Il est possible de contester cette obligation auprès d’un juge aux affaires familiales (JAF). Il faut alors prouver « de graves manquements » parents. Vous pourrez alors obtenir une exonération totale ou partielle.
Quand on sait que seulement 12 % des victimes d’inceste portent plainte, et que parmi elles seulement 1 % sont reconnues victimes, on comprend la difficulté pour les enfants de parents défaillants de s’en désolidariser. Par ailleurs, 12% des Français déclarent avoir subi des violences physiques de la part de leurs parents. En 2023, 96 700 incidents de violences sur mineurs ont été signalés aux autorités. Autant de gens qu’il est difficile d’imaginer payer pour leurs ancêtres.
De quel coût parle-t-on ?
L’obligation alimentaire concerne les enfants, petits-enfants, gendres et belles-filles. Pas les frères et sœurs du parent concerné. Si ce dernier parvient à prouver qu’il est dans le besoin, le juge ordonne aux descendants de payer une pension alimentaire ou de payer certains frais pour leur ascendant. Le montant versé est proportionnel aux revenus du débiteur et aux besoins du créancier.
Au-delà des questions de moralité, le quadragénaire s’interroge aussi sur la partie financière. Pourquoi ne payons-nous pas de cotisations pour la maison de retraite ? Soins? De la même manière que nous contribuons à la retraite. Et pourquoi l’État ne paierait-il pas cela si nécessaire ? En échange, il récupérerait l’héritage de l’enfant séparé. La Palavasienne y voit une forme d’équilibre.

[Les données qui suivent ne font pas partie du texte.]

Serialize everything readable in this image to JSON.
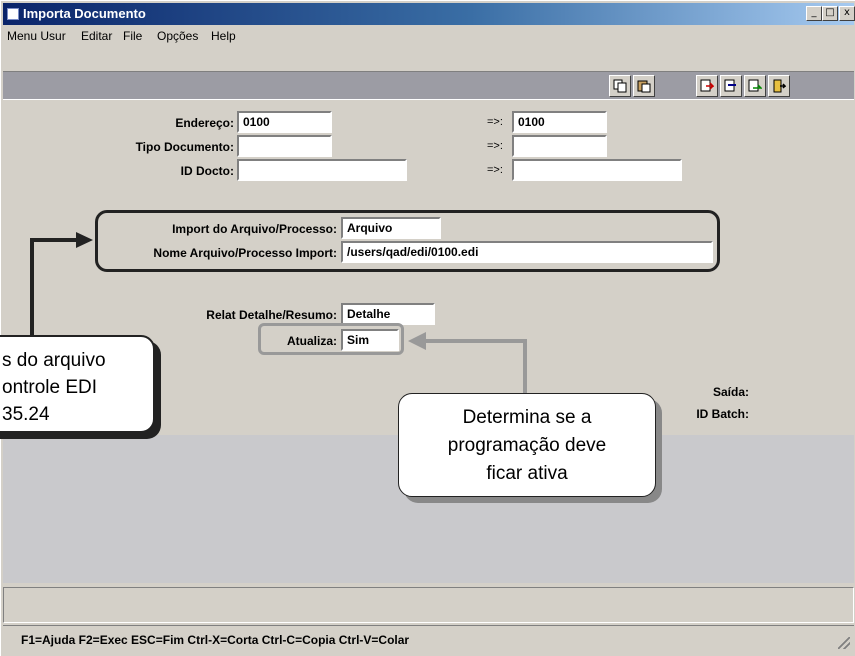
{
  "window": {
    "title": "Importa Documento",
    "min_label": "_",
    "max_label": "□",
    "close_label": "x"
  },
  "menu": [
    "Menu Usur",
    "Editar",
    "File",
    "Opções",
    "Help"
  ],
  "toolbar_icons": [
    "copy-icon",
    "paste-icon",
    "find-icon",
    "insert-icon",
    "next-icon",
    "exit-icon"
  ],
  "form": {
    "endereco": {
      "label": "Endereço:",
      "from": "0100",
      "to": "0100",
      "arrow": "=>:"
    },
    "tipo_documento": {
      "label": "Tipo Documento:",
      "from": "",
      "to": "",
      "arrow": "=>:"
    },
    "id_docto": {
      "label": "ID Docto:",
      "from": "",
      "to": "",
      "arrow": "=>:"
    },
    "import_arquivo": {
      "label": "Import do Arquivo/Processo:",
      "value": "Arquivo"
    },
    "nome_arquivo": {
      "label": "Nome Arquivo/Processo Import:",
      "value": "/users/qad/edi/0100.edi"
    },
    "relat_detalhe": {
      "label": "Relat Detalhe/Resumo:",
      "value": "Detalhe"
    },
    "atualiza": {
      "label": "Atualiza:",
      "value": "Sim"
    },
    "saida": {
      "label": "Saída:"
    },
    "id_batch": {
      "label": "ID Batch:"
    }
  },
  "status_text": "F1=Ajuda F2=Exec ESC=Fim Ctrl-X=Corta Ctrl-C=Copia Ctrl-V=Colar",
  "callouts": {
    "left": [
      "s do arquivo",
      "ontrole EDI",
      "35.24"
    ],
    "right": [
      "Determina se a",
      "programação deve",
      "ficar ativa"
    ]
  },
  "colors": {
    "title_start": "#0a246a",
    "title_end": "#a6caf0",
    "toolbar": "#9c9ca4",
    "window": "#d4d0c8"
  }
}
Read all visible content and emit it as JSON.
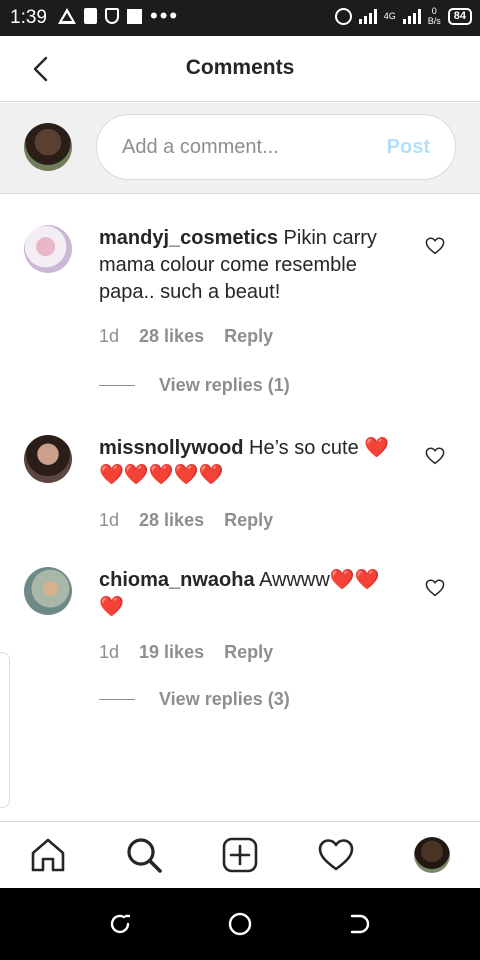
{
  "status_bar": {
    "time": "1:39",
    "net_speed_value": "0",
    "net_speed_unit": "B/s",
    "network_type": "4G",
    "battery": "84"
  },
  "header": {
    "title": "Comments"
  },
  "composer": {
    "placeholder": "Add a comment...",
    "post_label": "Post"
  },
  "comments": [
    {
      "username": "mandyj_cosmetics",
      "text": "Pikin carry mama colour come resemble papa.. such a beaut!",
      "time": "1d",
      "likes": "28 likes",
      "reply_label": "Reply",
      "view_replies": "View replies (1)"
    },
    {
      "username": "missnollywood",
      "text": "He’s so cute ❤️❤️❤️❤️❤️❤️",
      "time": "1d",
      "likes": "28 likes",
      "reply_label": "Reply"
    },
    {
      "username": "chioma_nwaoha",
      "text": "Awwww❤️❤️❤️",
      "time": "1d",
      "likes": "19 likes",
      "reply_label": "Reply",
      "view_replies": "View replies (3)"
    }
  ],
  "colors": {
    "text": "#262626",
    "secondary": "#8e8e8e",
    "post_disabled": "#b2dffc",
    "divider": "#dbdbdb",
    "composer_bg": "#f0f0f0",
    "heart_emoji": "#e0245e"
  },
  "icons": {
    "tab_bar": [
      "home-icon",
      "search-icon",
      "add-post-icon",
      "activity-heart-icon",
      "profile-avatar"
    ],
    "system_nav": [
      "recent-apps-icon",
      "home-circle-icon",
      "back-icon"
    ]
  }
}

« Ce que nous demandons, c’est que le débat entre sur la place publique. Et qu’il y ait une étude financière, une étude d’impact. Dites-nous concrètement ce que cela coûte et ce que cela rapporte »insiste la Palavasienne.
La durée moyenne du séjour dans les maisons de retraite est de trois ans et quatre mois selon Dress. Par jour dans l’Hérault, il faut débourser 68 euros pour résider dans un tel établissement, selon le Fonds national de solidarité pour l’autonomie. Au total, ce sont en moyenne 81.600 euros à verser pour les enfants de personnes âgées dépendantes, hors aides.
Si les enfants refusent de subvenir aux besoins de leurs parents, ils s’exposent à une plainte pour abandon de famille. Un délit puni de deux ans d’emprisonnement et de 15 000 euros d’amende.